Presença de autoridades não esconde problemas crônicos
O deputado Wellington Luiz propôs o evento, que contou com a participação do diretor-geral Sandoval Feitosa, do diretor Ricardo Tili, do superintendente João Carlos Mello, do presidente da Abradee Marcos Madureira, da diretora da EPE Heloisa Borges e do presidente do Conselho de Consumidores Juremir dos Santos Araújo. Entidades de defesa do consumidor também marcaram presença, sinalizando que as reclamações sobre tarifas e interrupções no fornecimento continuam sem solução efetiva após três décadas de existência da agência.
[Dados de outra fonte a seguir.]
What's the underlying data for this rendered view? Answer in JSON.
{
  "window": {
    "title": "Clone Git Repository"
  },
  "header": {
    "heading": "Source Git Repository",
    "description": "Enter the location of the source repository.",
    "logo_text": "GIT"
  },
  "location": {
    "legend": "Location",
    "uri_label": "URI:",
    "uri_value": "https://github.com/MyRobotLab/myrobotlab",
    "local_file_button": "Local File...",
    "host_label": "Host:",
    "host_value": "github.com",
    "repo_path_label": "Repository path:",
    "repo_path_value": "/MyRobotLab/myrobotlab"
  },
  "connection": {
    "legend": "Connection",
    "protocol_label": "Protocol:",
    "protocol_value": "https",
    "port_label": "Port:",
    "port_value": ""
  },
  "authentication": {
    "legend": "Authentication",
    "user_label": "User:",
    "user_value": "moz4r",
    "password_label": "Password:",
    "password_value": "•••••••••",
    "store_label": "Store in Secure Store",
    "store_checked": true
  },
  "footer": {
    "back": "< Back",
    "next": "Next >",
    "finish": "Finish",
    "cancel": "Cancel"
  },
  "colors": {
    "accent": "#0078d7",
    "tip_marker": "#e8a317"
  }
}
A agência tem papel fundamental na regulação, na defesa do consumidor e no estímulo à expansão da matriz energética com segurança e sustentabilidade
Wellington Luiz
Universalização do acesso ainda deixa consumidores insatisfeitos
Os discursos ressaltaram avanços formais, mas os debates também trouxeram à tona que a expansão de fontes renováveis e as regras mais claras prometidas não impediram que muitos brasileiros sigam pagando caro por um serviço instável. A data escolhida para a comemoração coincide com um momento em que o setor enfrenta pressão por reformas mais profundas, e a presença de parlamentares não impediu que críticas sobre a lentidão da Aneel em proteger o consumidor ganhassem espaço.
Nestes 30 anos, a Aneel contribuiu para a universalização do acesso à energia, para a redução de custos e para o aumento da qualidade do serviço prestado às brasileiras e aos brasileiros
Sandoval Feitosa
A regulação evoluiu junto com o setor. Hoje, temos um ambiente mais competitivo, com maior participação de fontes renováveis e com regras mais claras para todos os agentes
Sandoval Feitosa
No fim, a sessão serviu mais para lembrar que, passados 30 anos, o equilíbrio entre expansão energética e proteção real do consumidor permanece distante do ideal anunciado pelas autoridades presentes.